Это происшествие, разумеется, вызвало толки; и действительно, получился чудесный рассказ о том, как жестокость девицы из Оперы чуть не заставила влюбленного в нее человека умереть от отчаяния. Такая красивая страсть сделала Гримма модным; вскоре он прослыл воплощением любви, дружбы и преданности. Эта репутация привела к тому, что в высшем свете стали искать с ним знакомства и чествовать его, и тогда он отдалился от меня, так как я был для него только приятелем на худой конец. Он постепенно все больше ускользал от меня, и я это ясно видел, потому что, без громких слов, искренне питал к нему все те горячие чувства дружбы, которые он лишь выставлял напоказ. Я был очень рад его успеху в свете, однако мне не хотелось, чтобы из-за этого он забывал своего друга. Я сказал ему однажды: «Гримм, вы обращаете на меня мало внимания, но я прощаю вам это. Когда пройдет первое опьянение блестящими успехами и вы почувствуете всю их пустоту, я надеюсь, вы вернетесь ко мне – и вы найдете меня все тем же, а теперь можете не стесняться, я предоставляю вам свободу и жду вас». Он ответил мне, что я прав, повел себя в соответствии с этим и стал так пренебрегать мною, что я больше не видел его иначе как у наших общих друзей.
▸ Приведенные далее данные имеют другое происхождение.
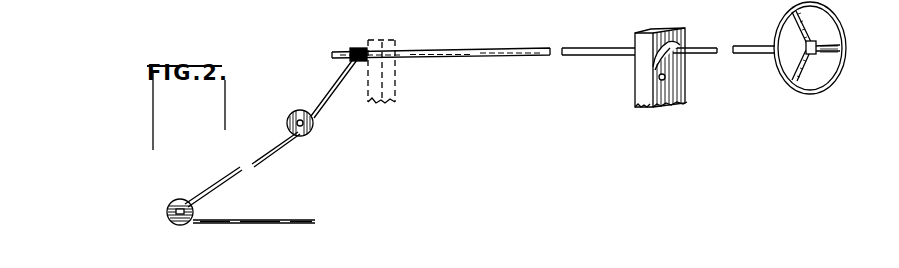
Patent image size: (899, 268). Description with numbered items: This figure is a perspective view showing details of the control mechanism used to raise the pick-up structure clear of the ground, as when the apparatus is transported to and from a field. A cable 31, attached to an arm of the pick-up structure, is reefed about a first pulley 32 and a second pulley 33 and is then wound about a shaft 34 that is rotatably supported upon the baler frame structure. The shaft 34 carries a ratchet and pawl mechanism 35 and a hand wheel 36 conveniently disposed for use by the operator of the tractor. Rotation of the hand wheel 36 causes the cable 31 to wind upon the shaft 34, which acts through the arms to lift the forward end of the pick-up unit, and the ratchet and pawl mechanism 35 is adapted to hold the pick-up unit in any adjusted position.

The cable 31 is at (268, 155).
The pulley 32 is at (194, 210).
The pulley 33 is at (313, 130).
The shaft 34 is at (487, 53).
The ratchet and pawl mechanism 35 is at (682, 40).
The hand wheel 36 is at (845, 48).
Главным местом наших встреч, до того как он близко сошелся с г-жой д’Эпине, был дом барона Гольбаха. Этот барон, сын выскочки, обладал довольно большим состоянием и пользовался им благородно, принимая у себя писателей и людей выдающихся; сам он благодаря своим знаниям и просвещенности был среди них вполне на своем месте. Издавна он был дружен с Дидро и через его посредство искал знакомства со мной, даже прежде чем мое имя стало известным. Врожденное отвращение долго мешало мне пойти ему навстречу. Когда он однажды спросил меня о причине, я ответил: «Вы слишком богаты». Он стал упорствовать и победил наконец. Величайшим моим несчастьем всегда было неуменье противостоять ласке: я уступал ей, и это всегда кончалось для меня плохо.